I started to chuckle. Anchorage coiled his head back and softly glared. My hoof waved, and I replied. "Anchor, come on, that's some of the most far-fetched shit I've heard you say by far. You know what that makes you sound like?"

"No, what?" He narrowed his eyes.

"A conspiracy theorist," I responded, far more seriously. "Come on. We were both there. They shot at and flash-banged us, that's an act of aggression on behalf of whomever it is they take orders from. Yes, they were well trained, so that rules out lingering Constitution troops and especially pirates."

I gently rested my hoof on Anchorage's shoulder. "I want answers, too. But the guesses you're making are far from educated. They just sound silly, actually."

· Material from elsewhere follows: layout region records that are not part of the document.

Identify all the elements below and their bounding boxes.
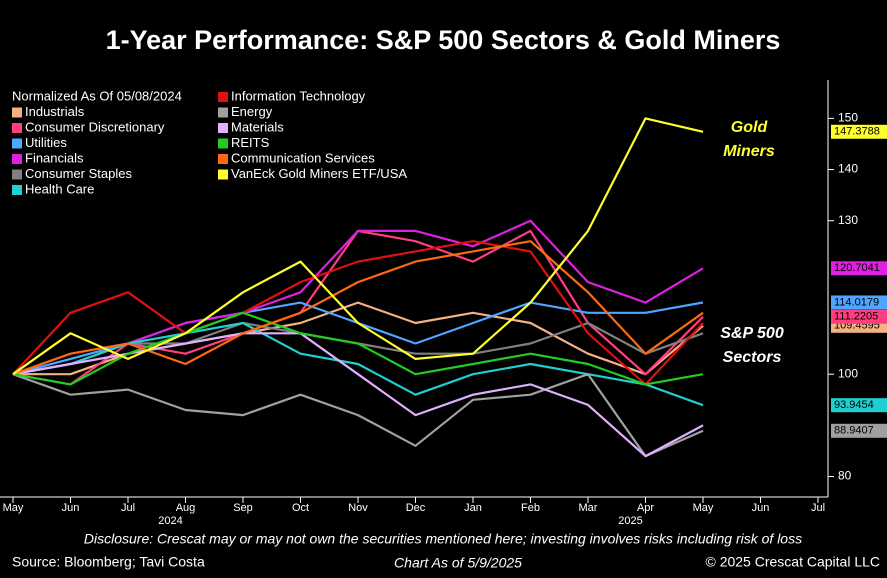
x-tick-label: Nov xyxy=(348,502,368,514)
legend-swatch xyxy=(12,154,22,164)
x-tick-label: Feb xyxy=(521,502,540,514)
x-tick-label: May xyxy=(3,502,24,514)
series-line xyxy=(12,373,704,458)
source: Source: Bloomberg; Tavi Costa xyxy=(12,554,205,570)
x-tick-label: Jul xyxy=(811,502,825,514)
legend-swatch xyxy=(12,169,22,180)
end-label-bg xyxy=(831,309,887,324)
end-label-bg xyxy=(831,423,887,438)
legend-label: Consumer Staples xyxy=(25,166,132,181)
end-label-bg xyxy=(831,398,887,413)
disclosure: Disclosure: Crescat may or may not own t… xyxy=(84,531,802,547)
legend-swatch xyxy=(12,123,22,133)
legend-swatch xyxy=(218,138,228,149)
legend-swatch xyxy=(12,138,22,149)
end-label-bg xyxy=(831,295,887,310)
x-tick-label: Aug xyxy=(176,502,196,514)
x-tick-label: Sep xyxy=(233,502,253,514)
legend-label: Energy xyxy=(231,104,273,119)
annotation: Miners xyxy=(723,143,775,160)
end-label: 147.3788 xyxy=(834,126,880,138)
legend-swatch xyxy=(218,123,228,133)
y-tick-label: 100 xyxy=(838,366,858,380)
y-tick-label: 150 xyxy=(838,111,858,125)
x-tick-label: Apr xyxy=(637,502,654,514)
end-label-bg xyxy=(831,261,887,276)
legend-swatch xyxy=(218,107,228,118)
legend-swatch xyxy=(12,107,22,118)
end-label-bg xyxy=(831,124,887,139)
end-label: 88.9407 xyxy=(834,425,874,437)
x-tick-label: Dec xyxy=(406,502,426,514)
x-tick-label: Jul xyxy=(121,502,135,514)
annotation: S&P 500 xyxy=(720,325,784,342)
end-label: 114.0179 xyxy=(834,296,879,308)
legend-label: Industrials xyxy=(25,104,85,119)
legend-swatch xyxy=(12,185,22,195)
legend-label: Materials xyxy=(231,119,284,134)
legend-label: VanEck Gold Miners ETF/USA xyxy=(231,166,407,181)
legend-swatch xyxy=(218,169,228,180)
series-line xyxy=(12,240,704,386)
legend-box xyxy=(6,86,410,198)
series-line xyxy=(12,117,704,376)
legend-label: Health Care xyxy=(25,181,94,196)
y-tick-label: 130 xyxy=(838,213,858,227)
end-label: 111.2205 xyxy=(834,311,878,323)
x-tick-label: Oct xyxy=(292,502,309,514)
annotation: Gold xyxy=(731,119,769,136)
x-tick-label: Jan xyxy=(464,502,482,514)
legend-label: Communication Services xyxy=(231,150,375,165)
end-label: 93.9454 xyxy=(834,399,874,411)
annotation: Sectors xyxy=(723,349,782,366)
x-tick-label: Jun xyxy=(752,502,770,514)
legend-label: Consumer Discretionary xyxy=(25,119,165,134)
legend-label: Financials xyxy=(25,150,84,165)
year-label: 2025 xyxy=(618,515,642,527)
y-tick-label: 80 xyxy=(838,469,852,483)
series-line xyxy=(12,311,704,386)
as-of: Chart As of 5/9/2025 xyxy=(394,555,522,571)
legend-title: Normalized As Of 05/08/2024 xyxy=(12,88,182,103)
x-tick-label: Jun xyxy=(62,502,80,514)
end-label: 120.7041 xyxy=(834,262,880,274)
legend-swatch xyxy=(218,154,228,164)
copyright: © 2025 Crescat Capital LLC xyxy=(705,554,880,570)
legend-label: Information Technology xyxy=(231,88,366,103)
legend-label: Utilities xyxy=(25,135,67,150)
series-line xyxy=(12,240,704,376)
x-tick-label: May xyxy=(693,502,714,514)
year-label: 2024 xyxy=(158,515,182,527)
y-tick-label: 140 xyxy=(838,162,858,176)
legend-label: REITS xyxy=(231,135,270,150)
chart-title: 1-Year Performance: S&P 500 Sectors & Go… xyxy=(106,25,781,55)
legend-swatch xyxy=(218,92,228,102)
x-tick-label: Mar xyxy=(579,502,598,514)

"You know what?" the sailor lifted his blue irides, honing directly on to me. He gently smacked my hoof off of him and took a step back, scowling. "Fine, I'll do it myself. I'll read the cargo manifest if I can find it. You would be no help in it, anyway."

"Because I would much rather use logic, Anchorage. There was clearly something going on that we don't know about, but I'm not going to sit here and argue that, whoever those bird brains were, they weren't out for blood. If they were some sort of task force, where was the illegal activity? Can you explain that one?"

Anchorage raised his voice. "That's what I'm tryin' to explain here, Star! The illegal activity was the cargo!"

"Until you find something, buddy, I'll stick to my beliefs for the time being." I straightened my neck. "I don't want to fight with you. I just think... you miiiight be blowing this a bit out of proportion."

The pegasus groused and leaned back on the railing. "Fine, whatever you think." He went silent, zoning out over the diminishing view. Off in the far distance, lining the horizon, lights of gold and orange lined the gradually approaching coast. Home was in sight, and it never looked more beautiful.

After a few moments of quiet between us, he glanced over his shoulder and said, "Now I wish I hadn't thrown out that cigarette."